Lo scorso week-end è uscito in tre copie a Palermo, Catania e Siracusa. E ha incassato 60 milioni e 255 mila lire secondo i dati Cinetel, più altri 53 milioni circa: la media di incassi per copia più alta d’Italia. È Placido Rizzotto, nuova e felice fatica di Pasquale Scimeca, che ha riscosso applausi e suscitato commozione ovunque, da Venezia al Canada, da Trento a Corleone. Costo del film, 3 miliardi e 343 milioni, di cui 2 miliardi e 900 milioni di finanziamento dello stato (ma un miliardo è stato già restituito tra diritti d’antenna venduti e tasse versate). Dal 27 ottobre il film sarà in sala distribuito dall’Istituto Luce.

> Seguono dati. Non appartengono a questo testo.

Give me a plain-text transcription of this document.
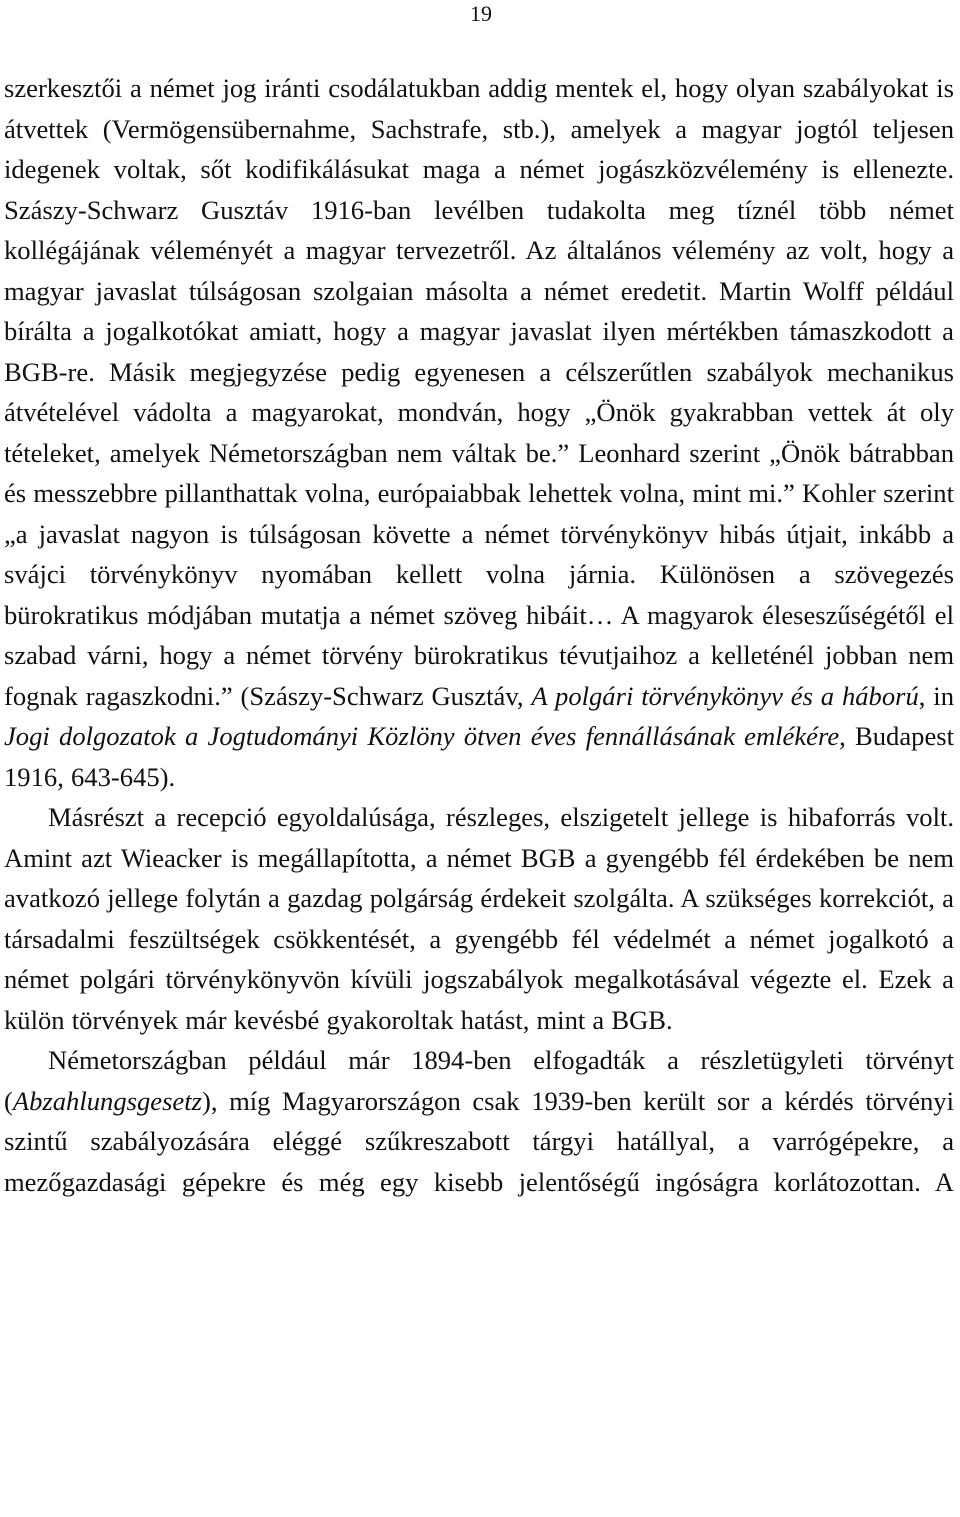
19

szerkesztői a német jog iránti csodálatukban addig mentek el, hogy olyan szabályokat is átvettek (Vermögensübernahme, Sachstrafe, stb.), amelyek a magyar jogtól teljesen idegenek voltak, sőt kodifikálásukat maga a német jogászközvélemény is ellenezte. Szászy-Schwarz Gusztáv 1916-ban levélben tudakolta meg tíznél több német kollégájának véleményét a magyar tervezetről. Az általános vélemény az volt, hogy a magyar javaslat túlságosan szolgaian másolta a német eredetit. Martin Wolff például bírálta a jogalkotókat amiatt, hogy a magyar javaslat ilyen mértékben támaszkodott a BGB-re. Másik megjegyzése pedig egyenesen a célszerűtlen szabályok mechanikus átvételével vádolta a magyarokat, mondván, hogy „Önök gyakrabban vettek át oly tételeket, amelyek Németországban nem váltak be.” Leonhard szerint „Önök bátrabban és messzebbre pillanthattak volna, európaiabbak lehettek volna, mint mi.” Kohler szerint „a javaslat nagyon is túlságosan követte a német törvénykönyv hibás útjait, inkább a svájci törvénykönyv nyomában kellett volna járnia. Különösen a szövegezés bürokratikus módjában mutatja a német szöveg hibáit… A magyarok éleseszűségétől el szabad várni, hogy a német törvény bürokratikus tévutjaihoz a kelleténél jobban nem fognak ragaszkodni.” (Szászy-Schwarz Gusztáv, A polgári törvénykönyv és a háború, in Jogi dolgozatok a Jogtudományi Közlöny ötven éves fennállásának emlékére, Budapest 1916, 643-645).

Másrészt a recepció egyoldalúsága, részleges, elszigetelt jellege is hibaforrás volt. Amint azt Wieacker is megállapította, a német BGB a gyengébb fél érdekében be nem avatkozó jellege folytán a gazdag polgárság érdekeit szolgálta. A szükséges korrekciót, a társadalmi feszültségek csökkentését, a gyengébb fél védelmét a német jogalkotó a német polgári törvénykönyvön kívüli jogszabályok megalkotásával végezte el. Ezek a külön törvények már kevésbé gyakoroltak hatást, mint a BGB.

Németországban például már 1894-ben elfogadták a részletügyleti törvényt (Abzahlungsgesetz), míg Magyarországon csak 1939-ben került sor a kérdés törvényi szintű szabályozására eléggé szűkreszabott tárgyi hatállyal, a varrógépekre, a mezőgazdasági gépekre és még egy kisebb jelentőségű ingóságra korlátozottan. A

Per il regista Pasquale Scimeca grande soddisfazione e un altro film dalla parte dei vinti. “Sono dieci anni che lavoro a questo tipo di cinema ambientato in Sicilia. Ho un mio percorso, rosselliniano, che procede alla ricerca di eventi, che racconta la storia degli umili, dei dimenticati”. Dalla Donzelletta – storia di una ragazza che vive il dramma della tossicodipendenza, al di fuori dal mondo, al di là del consumismo, senza genitori, senza nessuno, dove l’eroina sostituisce tutto – passando per il Giorno di San Sebastiano, che narra la rivolta popolare nella Sicilia dell’800, fino ai Briganti di Zabùt, rivolta contro il potere nel dopoguerra. “Coraggio – afferma Scimeca – e coerenza pagano. Ma io non penso al pubblico, faccio i film che ho voglia di fare e che sente la mia anima”. Prossima avventura, un film europeo sulle prime persecuzioni degli ebrei. Sarà un’epopea corale, girato in Spagna e ambientato nel 1492, quando la regina Isabella emanò un editto per l’espulsione entro tre mesi di tutti gli ebrei dalle terre spagnole.
Un titolo come “Placido Rizzotto” non è esattamente diretto ad attirare il pubblico.
Infatti. E mi sono imposto perché fosse questo. I produttori avrebbero voluto Morte e passione a Corleone. Ma io ho sempre saputo che avrei fatto un film su Placido Rizzotto, un sindacalista di area socialista morto a 33 anni e che non ha una tomba. Incredibile ma vero. Il titolo del film è un modo per offrire un luogo metaforico dove pensare a quest’uomo che non ha un posto dove pregarlo e ricordarlo.
Perché la sua Sicilia è sempre legata alla mafia?
Non esiste storia della Sicilia senza mafia e antimafia. A me piace scandagliare il mondo popolare, che è quello che più si è scontrato con il potere mafioso. I contadini si sono sempre voluti affrancare dal feudalesimo dei signori: lo scontro è avvenuto sul piano economico, con i contadini che volevano la terra rompendo il potere costituito, e su quello culturale. Affermare il desiderio di libertà significava scontrarsi con una cultura di terrore, morte e oppressione. A parte rari casi, come quello di Falcone e Borsellino, lo Stato si è sempre schierato dalla parte della mafia..
Lei sembra conoscere bene il mondo contadino.
È sempre stato il mio mondo. Sono nato ad Aliminusa, un paese dove c’erano due televisioni e tre macchine, dove capre e maiali giravano per le strade insieme ai bambini. Ho vissuto la mia infanzia all’interno della società contadina, poi sono andato a studiare fuori, a Firenze. Ma il mio mondo mi è rimasto dentro. Il film in questo senso è ancora attuale. Magari non in Italia, ma in Brasile è una realtà.
Come nasce il film?
Ci sono voluti quasi tre anni di lavoro e tre livelli: il primo livello è storiografico, ossia la ricerca dei documenti, gli atti del processo, i rapporti di Dalla Chiesa. Il secondo livello è letterario. Parte dal libro Lo scialo di Danilo Dolci, un libro di ricerca antropologica che riporta, inalterate, interviste ai protagonisti della vicenda, tra cui il padre di Placido, fatte negli anni ’60. E ancora, A pugni nudi di Dino Paternostro e Le città del mondo di Elio Vittorini. Altro elemento letterario è la tradizione dei cantastorie, molto vicina al cinema. Infine, ci sono le testimonianze orali che ho raccolto tra le persone che hanno vissuto queste storie. I loro racconti non sono rigorosi, ma intensi.